Which paint you should choose will depend on where you want to use it and the particular effect you want. High quality paint is always worth buying to achieve the best finish but you will also need to match the type of paint to the room, the surface and location (indoor or outdoor) that you will be transforming.
Paint technologists have produced specialist paints for a wide variety of purposes, and every stage of the process from sealing newly plastered surfaces to creating wear-resistant floor covers. For interior use there are a few standard paint varieties that you need to know about.
Different manufacturers describe their paint in different ways but the key distinguishing factors are: oil- or water-based paint and degree of gloss. 100% gloss paint creates a high shine finish that will show up any cracks or dents in the surface. High gloss paints can be brittle and chip more easily.
Flat paint (which has a matte finish but is not to be confused with matte paint) is the cheapest kind of interior paint, used as basic cover. It isn’t washable and you’ll have to touch it up if it gets dirty, though it does hide surface imperfections. It is not recommended as a base for faux painting, since it inhibits the glaze moving. It’s a useful paint for areas that aren’t going to get dirty and need constant retouching.

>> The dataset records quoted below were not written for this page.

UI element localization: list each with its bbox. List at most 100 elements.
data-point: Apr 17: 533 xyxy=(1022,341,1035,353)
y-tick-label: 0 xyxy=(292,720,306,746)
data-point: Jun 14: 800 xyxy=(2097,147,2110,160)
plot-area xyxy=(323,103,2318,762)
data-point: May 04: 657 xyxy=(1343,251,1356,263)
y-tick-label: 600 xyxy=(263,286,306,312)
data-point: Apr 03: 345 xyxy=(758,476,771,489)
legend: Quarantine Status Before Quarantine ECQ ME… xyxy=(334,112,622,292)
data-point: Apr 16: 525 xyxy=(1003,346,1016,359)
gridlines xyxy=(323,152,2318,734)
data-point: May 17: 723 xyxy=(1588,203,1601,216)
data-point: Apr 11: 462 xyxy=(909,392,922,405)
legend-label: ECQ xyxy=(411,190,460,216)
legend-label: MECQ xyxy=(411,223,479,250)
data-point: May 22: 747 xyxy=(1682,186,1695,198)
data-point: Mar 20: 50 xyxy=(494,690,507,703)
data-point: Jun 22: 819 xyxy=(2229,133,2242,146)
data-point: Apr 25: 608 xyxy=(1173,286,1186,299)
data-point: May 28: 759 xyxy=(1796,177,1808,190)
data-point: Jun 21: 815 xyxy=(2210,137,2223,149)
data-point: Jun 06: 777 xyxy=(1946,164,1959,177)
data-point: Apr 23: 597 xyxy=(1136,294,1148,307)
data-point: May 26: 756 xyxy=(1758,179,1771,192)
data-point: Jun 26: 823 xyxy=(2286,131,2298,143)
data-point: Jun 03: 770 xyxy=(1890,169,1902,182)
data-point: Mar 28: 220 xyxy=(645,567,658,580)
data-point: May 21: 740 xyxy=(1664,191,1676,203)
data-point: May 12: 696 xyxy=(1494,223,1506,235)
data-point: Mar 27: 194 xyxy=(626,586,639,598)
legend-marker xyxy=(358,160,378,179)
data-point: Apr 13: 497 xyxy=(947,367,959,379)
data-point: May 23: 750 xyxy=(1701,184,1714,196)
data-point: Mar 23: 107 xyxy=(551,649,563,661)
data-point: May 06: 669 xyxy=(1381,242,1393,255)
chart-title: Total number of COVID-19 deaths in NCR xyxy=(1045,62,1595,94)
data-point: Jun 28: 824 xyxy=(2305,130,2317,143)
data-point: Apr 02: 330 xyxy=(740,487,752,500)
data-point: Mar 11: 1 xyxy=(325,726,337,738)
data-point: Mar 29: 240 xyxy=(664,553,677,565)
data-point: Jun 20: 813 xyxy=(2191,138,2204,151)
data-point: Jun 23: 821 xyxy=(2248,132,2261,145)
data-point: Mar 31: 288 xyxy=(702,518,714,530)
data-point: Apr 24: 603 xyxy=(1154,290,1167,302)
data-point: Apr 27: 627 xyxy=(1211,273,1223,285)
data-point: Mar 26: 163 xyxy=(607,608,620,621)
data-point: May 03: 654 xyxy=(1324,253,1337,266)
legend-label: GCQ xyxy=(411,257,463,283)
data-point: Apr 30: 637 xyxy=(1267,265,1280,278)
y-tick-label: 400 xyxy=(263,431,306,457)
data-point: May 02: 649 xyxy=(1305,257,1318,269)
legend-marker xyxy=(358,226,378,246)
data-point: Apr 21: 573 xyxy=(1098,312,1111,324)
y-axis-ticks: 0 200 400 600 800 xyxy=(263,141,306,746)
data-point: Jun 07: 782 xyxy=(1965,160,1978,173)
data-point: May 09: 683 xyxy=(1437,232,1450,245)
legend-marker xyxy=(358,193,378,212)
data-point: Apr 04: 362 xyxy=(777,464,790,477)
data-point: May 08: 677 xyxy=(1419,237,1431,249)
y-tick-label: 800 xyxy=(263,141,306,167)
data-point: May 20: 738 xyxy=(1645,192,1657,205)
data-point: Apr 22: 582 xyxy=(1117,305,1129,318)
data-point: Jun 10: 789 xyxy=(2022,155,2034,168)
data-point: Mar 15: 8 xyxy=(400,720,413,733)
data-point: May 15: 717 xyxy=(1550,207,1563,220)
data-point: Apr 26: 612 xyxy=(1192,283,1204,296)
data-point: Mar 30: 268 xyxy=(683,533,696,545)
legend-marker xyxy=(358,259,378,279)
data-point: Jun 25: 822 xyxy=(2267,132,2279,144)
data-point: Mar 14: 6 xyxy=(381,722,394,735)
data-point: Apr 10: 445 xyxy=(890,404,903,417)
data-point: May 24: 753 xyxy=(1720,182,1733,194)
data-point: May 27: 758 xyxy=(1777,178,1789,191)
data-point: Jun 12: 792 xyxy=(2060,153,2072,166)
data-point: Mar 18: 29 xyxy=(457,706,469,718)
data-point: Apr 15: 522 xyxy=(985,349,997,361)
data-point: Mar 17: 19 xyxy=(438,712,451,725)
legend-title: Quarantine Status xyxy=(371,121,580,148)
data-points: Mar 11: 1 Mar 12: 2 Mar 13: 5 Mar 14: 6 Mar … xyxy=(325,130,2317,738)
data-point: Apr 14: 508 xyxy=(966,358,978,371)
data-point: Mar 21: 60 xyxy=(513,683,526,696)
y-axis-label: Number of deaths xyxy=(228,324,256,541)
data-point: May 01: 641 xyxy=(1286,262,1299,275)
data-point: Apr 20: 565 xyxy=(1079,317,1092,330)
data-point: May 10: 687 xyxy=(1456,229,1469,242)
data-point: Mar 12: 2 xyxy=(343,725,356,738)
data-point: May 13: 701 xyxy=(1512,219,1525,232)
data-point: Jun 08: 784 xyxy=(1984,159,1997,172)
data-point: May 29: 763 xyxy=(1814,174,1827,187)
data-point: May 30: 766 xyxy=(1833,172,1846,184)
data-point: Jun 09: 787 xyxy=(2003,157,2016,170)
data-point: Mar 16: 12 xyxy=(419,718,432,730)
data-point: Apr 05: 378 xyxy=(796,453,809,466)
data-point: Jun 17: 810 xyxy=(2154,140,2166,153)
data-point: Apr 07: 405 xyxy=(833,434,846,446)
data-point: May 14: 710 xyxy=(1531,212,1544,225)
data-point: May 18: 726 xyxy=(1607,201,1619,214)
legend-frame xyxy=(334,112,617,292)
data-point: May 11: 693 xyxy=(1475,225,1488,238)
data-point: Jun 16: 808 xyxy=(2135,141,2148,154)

Matte paint is a type of interior paint that, though it also has a matte finish, is a pricier and higher quality product, designed to be washable and resist dirt. It typically contains special ingredients to achieve this purpose and is accordingly more expensive.
Eggshell paint has more gloss and reflectivity than matte paint, but rather than being shiny has the low sheen that you can see on your breakfast egg. It is also used for interior painting.
Pearl and satin paints have a medium degree of shine and create a smoother, more reflective finish. There is little difference between them, with the precise term used dependent on the manufacturer.
Satin and pearl paints are the products of choice for faux painting. They are durable and washable paints suitable for various purposes and surfaces in the home, including both woodwork and walls. In general, the higher gloss percentage, the more water-resistant the paint is, making these ideal for kitchens and bathrooms. For faux painting they are the ideal undercoat, because they do not allow rapid drying and the applied paint can be spread about easily.
Semi-gloss paint is similar to pearl and satin paint, but more reflective. It has the same advantages of being washable and versatile. It is particularly suitable for wood but, with a higher degree of shine, it has a lower capacity to conceal any flaws in the surface.
Gloss paint, at the top of the scale, is high-shine and hence not suitable for all surfaces. If the item or area to be painted is pitted or cracked, it will need dedicated filling and sanding, as any flaws will show clearly. Lower gloss paint may be required.
To achieve the best possible results, pay attention to your paints. Don’t skimp and be sure that you are using the right paint in the right place. Mistakes may cost you dearly. Your faux painting effect will only be as good as the materials you use.